The Casual & The Omnipotent


This post starts with a good chunk of text from the bible and everything I have to say relates to that excerpt, so please do read it through. This takes place after Jesus’ death and resurrection. A handful of disciples had gone fishing together and Jesus appeared to them. They ate breakfast together by a body of water, just after sunrise.

“When they had finished breakfast, Jesus said to Simon Peter, “Simon, son of John, do you love me more than these?” He said to him, “Yes, Lord; you know that I love you.” He said to him, “Feed my lambs.” He said to him a second time, “Simon, son of John, do you love me?” He said to him, “Yes, Lord; you know that I love you.” He said to him, “Tend my sheep.” He said to him the third time, “Simon, son of John, do you love me?” Peter was grieved because he said to him the third time, “Do you love me?” and he said to him, “Lord, you know everything; you know that I love you.” Jesus said to him, “Feed my sheep. Truly, truly, I say to you, when you were young, you used to dress yourself and walk wherever you wanted, but when you are old, you will stretch out your hands, and another will dress you and carry you where you do not want to go.” (This he said to show by what kind of death he was to glorify God.) And after saying this he said to him, “Follow me.”

Peter turned and saw the disciple whom Jesus loved following them, the one who also had leaned back against him during the supper and had said, “Lord, who is it that is going to betray you?” When Peter saw him, he said to Jesus, “Lord, what about this man?” Jesus said to him, “If it is my will that he remain until I come, what is that to you? You follow me!” So the saying spread abroad among the brothers that this disciple was not to die; yet Jesus did not say to him that he was not to die, but, “If it is my will that he remain until I come, what is that to you?”

-John 21:15-23

If you’ve read the New Testament before, you know that Peter is dramatic. Peter is energetic, exuberant, sometimes rash. Peter strikes readers as an all-or-nothing kind of guy. Keep in mind, it was Peter who asked for his whole body to be washed when Jesus washed the disciples’ feet and it was Peter who cut off the servant’s ear when Jesus was arrested. It was also Peter who argued with Jesus before allowing him to wash his feet and it was also Peter who publicly denied Jesus in his presence after his arrest.

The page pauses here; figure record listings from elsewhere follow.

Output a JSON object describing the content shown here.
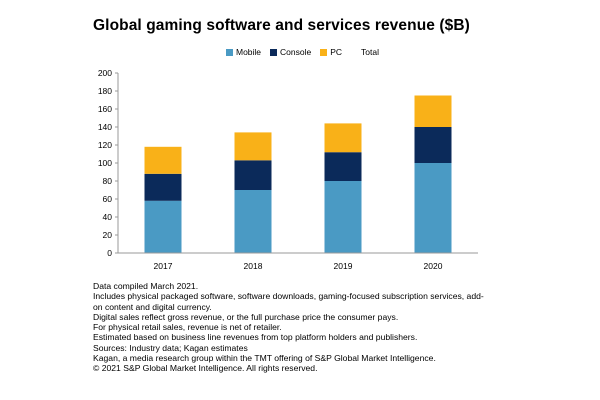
{
  "chart_data": {
    "type": "bar",
    "stacked": true,
    "title": "Global gaming software and services revenue ($B)",
    "categories": [
      "2017",
      "2018",
      "2019",
      "2020"
    ],
    "series": [
      {
        "name": "Mobile",
        "values": [
          58,
          70,
          80,
          100
        ],
        "color": "#4a9ac4"
      },
      {
        "name": "Console",
        "values": [
          30,
          33,
          32,
          40
        ],
        "color": "#0b2a5a"
      },
      {
        "name": "PC",
        "values": [
          30,
          31,
          32,
          35
        ],
        "color": "#f9b118"
      }
    ],
    "total_legend_label": "Total",
    "ylim": [
      0,
      200
    ],
    "yticks": [
      0,
      20,
      40,
      60,
      80,
      100,
      120,
      140,
      160,
      180,
      200
    ],
    "grid": false,
    "legend_position": "top-center"
  },
  "notes": [
    "Data compiled March 2021.",
    "Includes physical packaged software, software downloads, gaming-focused subscription services, add-",
    "on content and digital currency.",
    "Digital sales reflect gross revenue, or the full purchase price the consumer pays.",
    "For physical retail sales, revenue is net of retailer.",
    "Estimated based on business line revenues from top platform holders and publishers.",
    "Sources: Industry data; Kagan estimates",
    "Kagan, a media research group within the TMT offering of S&P Global Market Intelligence.",
    "© 2021 S&P Global Market Intelligence. All rights reserved."
  ]
}
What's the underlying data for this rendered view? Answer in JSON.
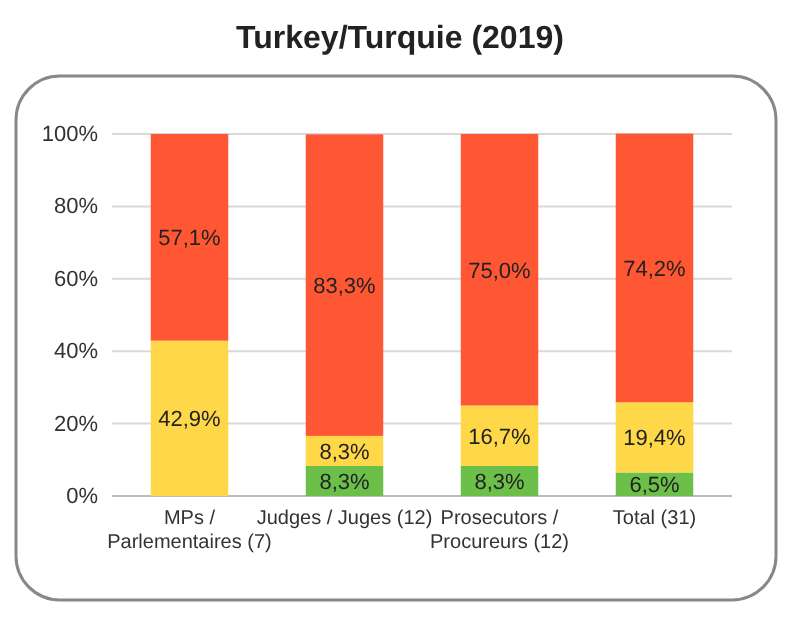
{
  "chart_data": {
    "type": "bar",
    "title": "Turkey/Turquie (2019)",
    "stacked": true,
    "grid": "y",
    "categories": [
      "MPs /\nParlementaires (7)",
      "Judges / Juges (12)",
      "Prosecutors  /\nProcureurs (12)",
      "Total (31)"
    ],
    "ylim": [
      0,
      100
    ],
    "yticks": [
      {
        "value": 0,
        "label": "0%"
      },
      {
        "value": 20,
        "label": "20%"
      },
      {
        "value": 40,
        "label": "40%"
      },
      {
        "value": 60,
        "label": "60%"
      },
      {
        "value": 80,
        "label": "80%"
      },
      {
        "value": 100,
        "label": "100%"
      }
    ],
    "series": [
      {
        "color": "#6cc04a",
        "values": [
          null,
          8.3,
          8.3,
          6.5
        ],
        "value_labels": [
          null,
          "8,3%",
          "8,3%",
          "6,5%"
        ]
      },
      {
        "color": "#ffd84a",
        "values": [
          42.9,
          8.3,
          16.7,
          19.4
        ],
        "value_labels": [
          "42,9%",
          "8,3%",
          "16,7%",
          "19,4%"
        ]
      },
      {
        "color": "#ff5733",
        "values": [
          57.1,
          83.3,
          75.0,
          74.2
        ],
        "value_labels": [
          "57,1%",
          "83,3%",
          "75,0%",
          "74,2%"
        ]
      }
    ]
  }
}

In this passage, we see a wide range of Peter’s personality.

Jesus is publicly putting trust in Peter, making sure that Peter will be faithful and renewing his command for Peter’s faithfulness. Peter expresses love for Jesus, commitment to his commands, and a desperate desire to be trusted. Then Jesus goes on to tell Peter that he will live and die for the sake of the Gospel. This foreshadowing is a grim reminder that what is good will not be easy and that Peter’s faithfulness will come at great cost. Despite all of that, Jesus says to Peter, “Follow me”. And Peter does.

Then, in the midst of this profound moment of reconciliation, commitment, and perhaps trepidation in regards to the future, Peter turns around and says “What about that guy?” (I’m obviously paraphrasing here).

“Peter,” Jesus replies (yes, I’m paraphrasing again), “mind your own business.”

Then, I would like to think, Jesus makes a joke. I can imagine Jesus rolling his eyes at Peter’s curiosity in a somber moment, then laughing a little, “Maybe I want to make that guy live forever, Peter, that’s none of your business. Can we just stay on topic for like five minutes?”

That hyperbolic comment, meant to put Peter in his place, is then turned into a half-serious rumor among the disciples. Jesus makes a joke and for years later, the disciples might have still been whispering to each other, “But what if he really doesn’t die?” I wonder if they placed bets.

The juxtaposition of Jesus’ vast love and serious warning to Peter next to that exaggerated, almost off-hand joke makes me wonder what it would have been like to be friends with God. I know I know, there are church songs about being a friend of God, but that’s not what I mean. I’m talking about hanging out with God, going to parties with God, joking around with God, having brunch with God on a beach and almost forgetting his divinity until he looks at you and tells you how you are going to die.

Even though Christians today don’t experience the presence of God in the same way the disciples did when Jesus was a person on Earth, we still experience strange tension between reverence and intimacy. God is described in the bible as a Father and a King. As a comforter and a fortress. As a helper and a mighty force. God is all-loving and all-powerful. He understands our smallest concerns and the paths of warring nations. How do we interact with a God who is both casual and omnipotent?

I’m still figuring it out. Much like Peter, I can often move from awe to petulance, from a grand view to a small, insignificant detail. Just as easily, I can swing from relaxed appreciation to solemn worship.

Those aspects of God, his bigness and his nearness, feel contradictory. Based on how we as people understand power and influence and care, these things should not be able to coexist. Yet here we are, and here is God. Caring and powerful and gentle and fearsome.

I suppose a good way to end this would be a prayer to be able to take God seriously, wholly and completely devoting our lives to him, while still being able to recognize and laugh at his jokes when he chooses to make them.